In North Carolina, minors who wish to work must possess a youth employment certificate.
|Health Care Continuation
|Regardless of the company's size, the healthcare continuous coverage law in North Carolina applies to fully insured plans. Employees and their covered dependents who lose coverage due to termination of work or loss of eligibility under the plan must be provided with a continuation of health care coverage for up to 18 months under the law.
|Employers are required by the Wage and Hour Act to pay their staff on scheduled paydays. Pay intervals range from daily to weekly to biweekly to monthly. If scheduled in advance, wages based on commissions, bonuses, or other calculations may be paid as infrequently as once a year.
|Employers in North Carolina must give workers a detailed written summary of all deductions from their salary for each pay period during which deductions are made.
|In North Carolina, it is illegal for an employer to deduct money from an employee's paycheck unless there are particular reasons for doing so, such as when it's required by state or federal law (such as child support obligations or tax levies) when it's in the employee's best interest, when there is a shortage of cash or inventory, or when there has been a loss or damage to the employer's property.
|Leaves of Absence
|All employers are subject to the rules of North Carolina regarding mandated time off and leaves of absence for workers. These statutes cover parental school participation leave, military service, jury duty, emergency response, domestic violence, and precinct official leave.

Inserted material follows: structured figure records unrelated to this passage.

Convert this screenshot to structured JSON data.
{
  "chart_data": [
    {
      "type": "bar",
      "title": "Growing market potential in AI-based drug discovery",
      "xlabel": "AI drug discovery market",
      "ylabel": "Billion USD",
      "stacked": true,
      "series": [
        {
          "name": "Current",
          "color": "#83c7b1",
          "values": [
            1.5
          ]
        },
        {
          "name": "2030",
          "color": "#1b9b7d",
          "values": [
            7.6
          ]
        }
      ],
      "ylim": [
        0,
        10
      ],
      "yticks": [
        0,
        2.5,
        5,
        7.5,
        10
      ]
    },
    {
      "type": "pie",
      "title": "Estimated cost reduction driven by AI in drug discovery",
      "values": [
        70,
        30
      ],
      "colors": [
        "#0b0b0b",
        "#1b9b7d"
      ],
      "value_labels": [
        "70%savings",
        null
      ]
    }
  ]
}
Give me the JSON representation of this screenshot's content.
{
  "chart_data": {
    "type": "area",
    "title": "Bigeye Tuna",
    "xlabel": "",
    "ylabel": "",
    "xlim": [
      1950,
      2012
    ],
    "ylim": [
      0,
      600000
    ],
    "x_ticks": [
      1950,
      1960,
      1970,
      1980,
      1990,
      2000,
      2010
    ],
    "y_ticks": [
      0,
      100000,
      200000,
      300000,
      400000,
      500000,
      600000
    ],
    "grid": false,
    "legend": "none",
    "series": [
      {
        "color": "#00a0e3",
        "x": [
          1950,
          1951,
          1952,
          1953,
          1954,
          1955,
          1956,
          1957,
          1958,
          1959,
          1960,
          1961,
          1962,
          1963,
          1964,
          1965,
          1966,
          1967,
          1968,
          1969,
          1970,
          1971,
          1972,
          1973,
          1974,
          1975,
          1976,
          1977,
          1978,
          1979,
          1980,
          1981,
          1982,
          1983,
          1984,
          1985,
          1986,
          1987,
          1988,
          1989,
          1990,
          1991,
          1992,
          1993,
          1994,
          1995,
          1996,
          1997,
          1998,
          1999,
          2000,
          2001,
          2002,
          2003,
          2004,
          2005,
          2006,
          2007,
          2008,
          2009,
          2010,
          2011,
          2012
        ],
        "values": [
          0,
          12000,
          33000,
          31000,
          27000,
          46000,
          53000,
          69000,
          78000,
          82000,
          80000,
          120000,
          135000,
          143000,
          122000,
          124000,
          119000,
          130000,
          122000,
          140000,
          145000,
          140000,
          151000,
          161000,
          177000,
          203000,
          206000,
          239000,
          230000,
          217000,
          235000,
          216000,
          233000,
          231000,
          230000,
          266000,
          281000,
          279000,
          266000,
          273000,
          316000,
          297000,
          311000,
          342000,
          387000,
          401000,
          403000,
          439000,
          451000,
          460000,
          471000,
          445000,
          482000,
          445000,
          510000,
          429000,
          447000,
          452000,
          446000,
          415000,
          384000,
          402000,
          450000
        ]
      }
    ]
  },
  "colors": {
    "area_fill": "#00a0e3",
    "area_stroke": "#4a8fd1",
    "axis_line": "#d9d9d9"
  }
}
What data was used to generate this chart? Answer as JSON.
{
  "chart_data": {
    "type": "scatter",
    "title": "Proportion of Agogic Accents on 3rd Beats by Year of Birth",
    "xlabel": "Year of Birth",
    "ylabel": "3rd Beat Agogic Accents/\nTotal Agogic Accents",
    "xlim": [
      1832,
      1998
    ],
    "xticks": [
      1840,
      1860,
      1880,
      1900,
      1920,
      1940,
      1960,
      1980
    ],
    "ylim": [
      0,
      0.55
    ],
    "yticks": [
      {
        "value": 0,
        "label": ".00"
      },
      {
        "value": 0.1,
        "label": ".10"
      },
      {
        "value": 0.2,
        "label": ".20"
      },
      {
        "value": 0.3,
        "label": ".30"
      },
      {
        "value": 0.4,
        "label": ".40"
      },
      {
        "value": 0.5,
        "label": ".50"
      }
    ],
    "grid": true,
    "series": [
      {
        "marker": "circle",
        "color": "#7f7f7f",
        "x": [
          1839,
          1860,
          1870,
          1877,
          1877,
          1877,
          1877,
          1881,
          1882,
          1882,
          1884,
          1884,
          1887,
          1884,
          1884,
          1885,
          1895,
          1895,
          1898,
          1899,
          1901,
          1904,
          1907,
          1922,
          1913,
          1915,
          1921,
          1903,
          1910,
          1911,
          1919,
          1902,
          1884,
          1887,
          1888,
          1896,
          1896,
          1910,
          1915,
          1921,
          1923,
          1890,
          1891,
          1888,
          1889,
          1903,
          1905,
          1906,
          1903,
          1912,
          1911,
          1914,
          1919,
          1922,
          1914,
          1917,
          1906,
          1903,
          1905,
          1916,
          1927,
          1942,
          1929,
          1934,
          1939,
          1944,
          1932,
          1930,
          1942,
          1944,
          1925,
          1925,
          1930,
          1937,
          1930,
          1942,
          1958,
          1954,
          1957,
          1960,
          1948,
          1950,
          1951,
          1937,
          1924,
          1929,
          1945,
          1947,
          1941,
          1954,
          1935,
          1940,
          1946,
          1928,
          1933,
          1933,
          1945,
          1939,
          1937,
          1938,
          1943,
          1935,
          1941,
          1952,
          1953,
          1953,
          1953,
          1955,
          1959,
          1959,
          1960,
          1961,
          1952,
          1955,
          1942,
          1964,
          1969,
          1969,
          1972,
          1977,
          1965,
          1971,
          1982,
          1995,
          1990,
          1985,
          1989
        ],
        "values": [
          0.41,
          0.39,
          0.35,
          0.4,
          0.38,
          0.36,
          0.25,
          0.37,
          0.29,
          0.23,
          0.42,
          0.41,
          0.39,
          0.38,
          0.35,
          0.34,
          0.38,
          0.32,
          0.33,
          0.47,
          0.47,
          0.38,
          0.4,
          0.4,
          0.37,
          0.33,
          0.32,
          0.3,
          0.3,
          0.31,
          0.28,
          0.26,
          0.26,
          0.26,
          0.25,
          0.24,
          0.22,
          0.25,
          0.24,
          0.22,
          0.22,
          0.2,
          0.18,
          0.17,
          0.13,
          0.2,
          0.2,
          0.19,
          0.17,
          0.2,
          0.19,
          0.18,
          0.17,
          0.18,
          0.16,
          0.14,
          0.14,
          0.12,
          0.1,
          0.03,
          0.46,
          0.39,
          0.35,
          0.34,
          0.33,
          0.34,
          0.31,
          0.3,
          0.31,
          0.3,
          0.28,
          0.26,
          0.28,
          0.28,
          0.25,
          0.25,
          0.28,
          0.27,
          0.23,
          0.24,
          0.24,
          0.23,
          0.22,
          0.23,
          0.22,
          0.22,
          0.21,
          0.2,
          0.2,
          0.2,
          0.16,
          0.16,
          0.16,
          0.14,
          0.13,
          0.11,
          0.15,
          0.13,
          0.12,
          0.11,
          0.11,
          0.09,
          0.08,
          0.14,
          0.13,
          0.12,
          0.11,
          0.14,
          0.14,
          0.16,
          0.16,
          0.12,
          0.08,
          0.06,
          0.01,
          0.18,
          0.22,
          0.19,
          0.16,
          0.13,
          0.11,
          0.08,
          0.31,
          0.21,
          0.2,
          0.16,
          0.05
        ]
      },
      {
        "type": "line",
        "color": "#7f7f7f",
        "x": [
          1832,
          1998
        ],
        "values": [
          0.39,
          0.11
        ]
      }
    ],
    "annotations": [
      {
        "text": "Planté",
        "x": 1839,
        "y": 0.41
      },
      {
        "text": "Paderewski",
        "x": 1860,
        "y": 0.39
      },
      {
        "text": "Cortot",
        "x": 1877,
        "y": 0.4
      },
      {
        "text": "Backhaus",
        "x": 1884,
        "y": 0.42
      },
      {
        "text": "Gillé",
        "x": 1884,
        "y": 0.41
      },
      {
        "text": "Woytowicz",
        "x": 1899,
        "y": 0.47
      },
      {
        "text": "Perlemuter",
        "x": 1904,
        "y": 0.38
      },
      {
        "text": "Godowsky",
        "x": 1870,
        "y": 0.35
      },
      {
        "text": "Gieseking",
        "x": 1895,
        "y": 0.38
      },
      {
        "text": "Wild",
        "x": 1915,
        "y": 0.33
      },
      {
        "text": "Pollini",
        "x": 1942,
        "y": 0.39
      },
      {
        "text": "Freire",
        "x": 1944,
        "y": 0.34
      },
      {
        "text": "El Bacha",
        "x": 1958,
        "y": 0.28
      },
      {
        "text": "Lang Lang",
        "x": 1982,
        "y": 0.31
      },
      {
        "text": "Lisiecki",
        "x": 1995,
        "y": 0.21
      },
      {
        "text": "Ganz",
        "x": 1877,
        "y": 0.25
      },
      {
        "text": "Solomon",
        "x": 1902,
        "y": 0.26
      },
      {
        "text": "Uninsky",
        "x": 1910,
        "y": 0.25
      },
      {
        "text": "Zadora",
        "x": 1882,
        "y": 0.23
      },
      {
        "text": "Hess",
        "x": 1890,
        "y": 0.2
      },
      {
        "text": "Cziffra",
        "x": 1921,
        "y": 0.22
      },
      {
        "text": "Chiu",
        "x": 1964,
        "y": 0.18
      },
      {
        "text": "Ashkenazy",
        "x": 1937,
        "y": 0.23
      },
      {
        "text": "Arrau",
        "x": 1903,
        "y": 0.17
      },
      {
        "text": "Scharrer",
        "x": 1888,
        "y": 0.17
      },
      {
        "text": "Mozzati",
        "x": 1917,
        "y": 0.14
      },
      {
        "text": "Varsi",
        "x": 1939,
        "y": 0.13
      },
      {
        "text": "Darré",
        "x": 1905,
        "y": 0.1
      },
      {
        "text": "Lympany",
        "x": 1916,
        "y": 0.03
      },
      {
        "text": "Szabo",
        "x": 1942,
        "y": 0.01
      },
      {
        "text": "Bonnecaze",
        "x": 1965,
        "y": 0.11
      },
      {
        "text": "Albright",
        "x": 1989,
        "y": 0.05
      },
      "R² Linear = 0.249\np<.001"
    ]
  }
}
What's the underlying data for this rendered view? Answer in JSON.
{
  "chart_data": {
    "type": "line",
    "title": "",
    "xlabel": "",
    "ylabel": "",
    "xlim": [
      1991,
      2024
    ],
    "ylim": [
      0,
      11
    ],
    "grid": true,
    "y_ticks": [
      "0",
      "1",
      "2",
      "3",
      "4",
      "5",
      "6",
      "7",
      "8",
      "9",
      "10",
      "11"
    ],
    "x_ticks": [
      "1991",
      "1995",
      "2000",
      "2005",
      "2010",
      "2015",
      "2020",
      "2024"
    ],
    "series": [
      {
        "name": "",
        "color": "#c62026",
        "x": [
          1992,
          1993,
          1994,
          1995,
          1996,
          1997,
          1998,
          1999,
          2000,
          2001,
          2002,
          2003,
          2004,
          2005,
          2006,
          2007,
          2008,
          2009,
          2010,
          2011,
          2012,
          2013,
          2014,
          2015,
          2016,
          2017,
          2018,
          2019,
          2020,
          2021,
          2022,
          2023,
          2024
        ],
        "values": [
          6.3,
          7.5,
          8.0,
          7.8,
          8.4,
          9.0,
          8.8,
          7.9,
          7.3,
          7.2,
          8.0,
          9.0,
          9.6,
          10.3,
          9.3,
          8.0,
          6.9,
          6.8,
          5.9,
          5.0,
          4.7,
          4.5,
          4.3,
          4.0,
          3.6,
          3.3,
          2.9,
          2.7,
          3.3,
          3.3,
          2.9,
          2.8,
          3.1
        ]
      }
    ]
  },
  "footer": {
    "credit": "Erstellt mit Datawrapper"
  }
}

|Occupational Safety and Health
|The Occupational Safety and Health Act of North Carolina, which typically incorporates all federal regulations and establishes a small number of state-specific standards, is a requirement for most North Carolina employers. Some obligations under North Carolina law, such as those for safety committees and safety and health programs, lack an equivalent in federal law.
|Smoking is prohibited in several private workplaces in North Carolina, including bars, restaurants, and long-term care institutions.
|Weapons in the Workplace
|Any private property where notice is prominently posted or provided by a statement from the person in charge of the property may forbid firearms (even with a valid concealed carry permit).
|Safe Driving Practices
|Texting while driving is forbidden in North Carolina.
|North Carolina law stipulates that upon termination (voluntary or involuntary), earnings are owed on or before the following regular payday, either in the usual way of payment or by mail if the employee so requests.
Unless the employer has an explicit forfeiture clause in its vacation, commission, bonus, or termination policy, earned vacation money, commissions, and bonuses cannot be lost.